Monday, July 1, 2013

California Dreamin'

Back from a weekend trip with the church youth group, doing outreach for a new mission work in Capistrano Beach, CA (Trinity OPC, if you're in the Capo/Dana Point area, you should check it out at Palisades Elementary School, 9:30am on Sunday).  It was an excellent trip, but being away from the Mrs. and Jr. for two nights was rather lonesome.

California is interesting.  It has some of the most varied scenery and climate of any state, vast inhabited areas, and vaster (more vast?) uninhabited deserts.  It is subject to a certain level of tyranny from Sacramento, and in many ways warmly embraces a certain level of tyranny from Uncle Sam (there was a US Ad council billboard about brushing your teeth - for serious).

And yet there are people there, just like people anywhere, who need the gospel, who live their lives, who congest the freeways, and generally behave much like people elsewhere in the US. 

It seems like a wonderful place to live, and a terrible place to work.  You can garden, surf, hike, minimize your heating and cooling bills, make beer and wine with local ingredients, and get fresh fruits and veggies for fairly cheap from local sources (meat and dairy are pricey, though).  Thus, for a Mustachian individual who is willing and able to take advantage of the many benefits offered in CA while minimizing the drawbacks (related mostly to traffic, expensive housing, and taxes - all of which are much less burdensome to a Mustachian), California could be a pleasant place to live.

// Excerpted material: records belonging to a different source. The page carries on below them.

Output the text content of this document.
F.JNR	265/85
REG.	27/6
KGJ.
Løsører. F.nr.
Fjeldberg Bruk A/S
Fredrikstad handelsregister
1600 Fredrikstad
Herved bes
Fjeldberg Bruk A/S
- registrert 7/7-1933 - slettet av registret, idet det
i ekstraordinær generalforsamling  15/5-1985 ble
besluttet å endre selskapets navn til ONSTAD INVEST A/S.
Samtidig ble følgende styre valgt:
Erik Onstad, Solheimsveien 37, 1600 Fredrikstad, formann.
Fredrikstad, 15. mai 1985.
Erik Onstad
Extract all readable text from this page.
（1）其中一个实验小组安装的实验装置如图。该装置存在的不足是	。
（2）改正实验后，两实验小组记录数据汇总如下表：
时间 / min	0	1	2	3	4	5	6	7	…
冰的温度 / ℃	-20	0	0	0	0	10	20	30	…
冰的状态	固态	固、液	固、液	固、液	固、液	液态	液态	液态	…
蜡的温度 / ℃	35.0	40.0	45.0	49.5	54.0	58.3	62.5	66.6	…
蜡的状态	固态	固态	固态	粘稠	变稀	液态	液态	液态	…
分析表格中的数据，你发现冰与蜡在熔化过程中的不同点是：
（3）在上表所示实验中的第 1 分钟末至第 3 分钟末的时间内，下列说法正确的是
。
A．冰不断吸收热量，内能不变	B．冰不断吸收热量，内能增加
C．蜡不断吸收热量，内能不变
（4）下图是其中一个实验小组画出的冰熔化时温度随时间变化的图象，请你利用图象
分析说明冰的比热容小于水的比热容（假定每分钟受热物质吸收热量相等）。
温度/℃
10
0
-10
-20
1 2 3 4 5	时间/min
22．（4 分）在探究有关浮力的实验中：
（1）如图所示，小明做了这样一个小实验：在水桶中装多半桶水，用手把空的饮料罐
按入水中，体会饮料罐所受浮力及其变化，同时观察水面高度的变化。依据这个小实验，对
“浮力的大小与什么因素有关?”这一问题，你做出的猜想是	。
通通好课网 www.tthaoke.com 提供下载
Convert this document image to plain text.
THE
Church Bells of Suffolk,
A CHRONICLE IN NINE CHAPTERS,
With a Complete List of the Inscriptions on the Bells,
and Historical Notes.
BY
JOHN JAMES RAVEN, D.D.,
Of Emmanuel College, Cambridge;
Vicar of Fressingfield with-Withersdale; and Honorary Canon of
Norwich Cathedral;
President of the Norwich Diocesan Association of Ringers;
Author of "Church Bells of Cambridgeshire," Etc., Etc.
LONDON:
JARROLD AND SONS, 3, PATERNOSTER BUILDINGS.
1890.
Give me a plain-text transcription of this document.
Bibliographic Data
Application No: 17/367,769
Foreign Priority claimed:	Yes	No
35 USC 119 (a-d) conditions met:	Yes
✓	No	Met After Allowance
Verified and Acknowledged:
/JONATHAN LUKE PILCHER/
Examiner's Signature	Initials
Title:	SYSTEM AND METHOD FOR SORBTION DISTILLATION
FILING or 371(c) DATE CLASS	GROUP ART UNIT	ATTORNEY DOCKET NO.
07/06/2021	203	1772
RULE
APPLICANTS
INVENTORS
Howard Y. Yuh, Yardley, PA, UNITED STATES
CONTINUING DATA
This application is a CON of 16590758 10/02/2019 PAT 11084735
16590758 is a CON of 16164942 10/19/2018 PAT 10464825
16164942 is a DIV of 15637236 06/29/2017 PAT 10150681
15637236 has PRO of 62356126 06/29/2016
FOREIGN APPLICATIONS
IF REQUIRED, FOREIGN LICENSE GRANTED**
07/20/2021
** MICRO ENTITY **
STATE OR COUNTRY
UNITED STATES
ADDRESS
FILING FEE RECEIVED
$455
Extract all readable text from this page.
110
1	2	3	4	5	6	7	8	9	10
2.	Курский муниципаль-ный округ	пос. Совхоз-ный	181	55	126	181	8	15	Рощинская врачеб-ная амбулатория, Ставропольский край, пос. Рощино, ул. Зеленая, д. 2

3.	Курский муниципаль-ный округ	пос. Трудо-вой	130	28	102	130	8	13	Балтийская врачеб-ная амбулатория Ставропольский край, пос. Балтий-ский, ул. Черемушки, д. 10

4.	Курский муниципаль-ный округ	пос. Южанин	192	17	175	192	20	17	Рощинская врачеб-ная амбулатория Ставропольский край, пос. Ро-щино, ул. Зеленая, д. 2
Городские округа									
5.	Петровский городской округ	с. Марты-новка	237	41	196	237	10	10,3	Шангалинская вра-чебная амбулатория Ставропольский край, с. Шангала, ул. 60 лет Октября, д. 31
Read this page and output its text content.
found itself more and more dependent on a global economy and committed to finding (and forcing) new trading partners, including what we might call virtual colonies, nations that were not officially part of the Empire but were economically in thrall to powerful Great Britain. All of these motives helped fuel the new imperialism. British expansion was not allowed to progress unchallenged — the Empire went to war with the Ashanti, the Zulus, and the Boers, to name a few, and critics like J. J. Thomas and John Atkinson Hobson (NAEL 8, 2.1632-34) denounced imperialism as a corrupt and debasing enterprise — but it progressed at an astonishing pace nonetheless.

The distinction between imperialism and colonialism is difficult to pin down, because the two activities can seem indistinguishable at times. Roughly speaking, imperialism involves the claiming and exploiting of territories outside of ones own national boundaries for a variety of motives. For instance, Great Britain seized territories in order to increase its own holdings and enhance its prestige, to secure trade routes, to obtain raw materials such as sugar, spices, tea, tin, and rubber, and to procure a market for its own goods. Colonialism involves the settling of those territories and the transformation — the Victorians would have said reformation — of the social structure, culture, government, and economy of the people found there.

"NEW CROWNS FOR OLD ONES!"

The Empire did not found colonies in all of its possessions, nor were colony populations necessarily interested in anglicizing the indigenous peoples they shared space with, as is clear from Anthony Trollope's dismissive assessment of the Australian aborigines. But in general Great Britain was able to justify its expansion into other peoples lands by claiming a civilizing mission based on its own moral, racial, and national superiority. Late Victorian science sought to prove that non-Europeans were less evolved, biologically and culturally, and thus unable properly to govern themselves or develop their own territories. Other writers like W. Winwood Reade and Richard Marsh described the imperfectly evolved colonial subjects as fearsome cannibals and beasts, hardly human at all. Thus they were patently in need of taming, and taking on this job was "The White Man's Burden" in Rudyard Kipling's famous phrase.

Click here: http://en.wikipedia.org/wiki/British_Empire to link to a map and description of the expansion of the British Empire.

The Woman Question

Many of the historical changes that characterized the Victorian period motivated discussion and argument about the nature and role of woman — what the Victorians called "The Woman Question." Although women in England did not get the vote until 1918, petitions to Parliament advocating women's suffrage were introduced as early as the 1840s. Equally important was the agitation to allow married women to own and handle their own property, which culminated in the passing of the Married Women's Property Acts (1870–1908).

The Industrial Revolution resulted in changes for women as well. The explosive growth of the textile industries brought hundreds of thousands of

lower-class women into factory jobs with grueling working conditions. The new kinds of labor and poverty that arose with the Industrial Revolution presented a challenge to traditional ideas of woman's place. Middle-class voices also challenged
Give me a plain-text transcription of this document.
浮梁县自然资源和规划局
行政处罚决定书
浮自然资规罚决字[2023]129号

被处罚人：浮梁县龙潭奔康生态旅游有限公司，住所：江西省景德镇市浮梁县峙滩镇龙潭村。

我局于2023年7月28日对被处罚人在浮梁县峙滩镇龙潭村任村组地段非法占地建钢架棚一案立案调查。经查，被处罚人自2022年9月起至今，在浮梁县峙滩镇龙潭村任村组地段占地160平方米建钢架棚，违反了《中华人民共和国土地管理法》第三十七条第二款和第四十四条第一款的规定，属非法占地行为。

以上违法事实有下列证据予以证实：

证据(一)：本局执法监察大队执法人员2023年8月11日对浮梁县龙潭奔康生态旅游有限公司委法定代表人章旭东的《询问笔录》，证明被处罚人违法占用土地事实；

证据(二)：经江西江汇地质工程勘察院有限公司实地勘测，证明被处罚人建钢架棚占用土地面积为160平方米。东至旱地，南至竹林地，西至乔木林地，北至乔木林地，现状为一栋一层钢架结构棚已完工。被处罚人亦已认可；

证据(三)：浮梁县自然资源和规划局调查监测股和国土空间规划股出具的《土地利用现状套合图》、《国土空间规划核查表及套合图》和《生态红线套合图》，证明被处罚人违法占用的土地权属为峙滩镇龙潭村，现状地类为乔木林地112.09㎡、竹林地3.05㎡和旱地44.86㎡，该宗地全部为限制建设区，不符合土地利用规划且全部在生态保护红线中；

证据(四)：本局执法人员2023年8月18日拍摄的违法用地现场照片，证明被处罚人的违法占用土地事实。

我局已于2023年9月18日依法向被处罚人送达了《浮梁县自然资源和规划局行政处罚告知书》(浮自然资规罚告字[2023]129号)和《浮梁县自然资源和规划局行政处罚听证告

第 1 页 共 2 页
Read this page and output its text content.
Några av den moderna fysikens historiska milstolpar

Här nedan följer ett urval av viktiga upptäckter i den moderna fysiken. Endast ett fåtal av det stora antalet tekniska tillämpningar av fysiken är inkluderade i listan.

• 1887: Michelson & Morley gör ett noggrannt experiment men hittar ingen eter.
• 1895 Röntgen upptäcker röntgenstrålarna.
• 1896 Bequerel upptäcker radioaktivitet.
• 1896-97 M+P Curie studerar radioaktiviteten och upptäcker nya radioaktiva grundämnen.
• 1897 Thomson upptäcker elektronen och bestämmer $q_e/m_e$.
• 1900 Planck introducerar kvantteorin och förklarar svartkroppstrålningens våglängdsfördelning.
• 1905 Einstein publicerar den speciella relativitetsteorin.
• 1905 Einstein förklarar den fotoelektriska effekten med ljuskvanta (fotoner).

The Phoenix area has its own advantages, of course, but they again relate more to the aspects of life that a Mustachian tries to play down (cheap big houses, lower gas prices, and lower taxes).  Phoenix does have two growing seasons, though SoCal is a growing season unto itself.  I did not see many edible gardens, though, possibly because people are too busy navigating freakish freeways in expensive cars going to distant jobs so they can afford bigger houses.

And the wife likes SoCal very much.  Perhaps in God's timing we may end up there, but for now we are happy to be in Phoenix, working hard, growing our 'stache, and looking out at faded blue cloudless dusty skies. 

- wait - maybe there's a thunderhead out east.  The monsoons always remind me of a big reason I like Arizona.

Follow up to the last post - I WILL get paid to teach, and not terribly poorly, either.  It would be enough for Jacob of ERE to live on about twice over.  Thus, the pay cut works out to only about 15%, which is pretty fantastic.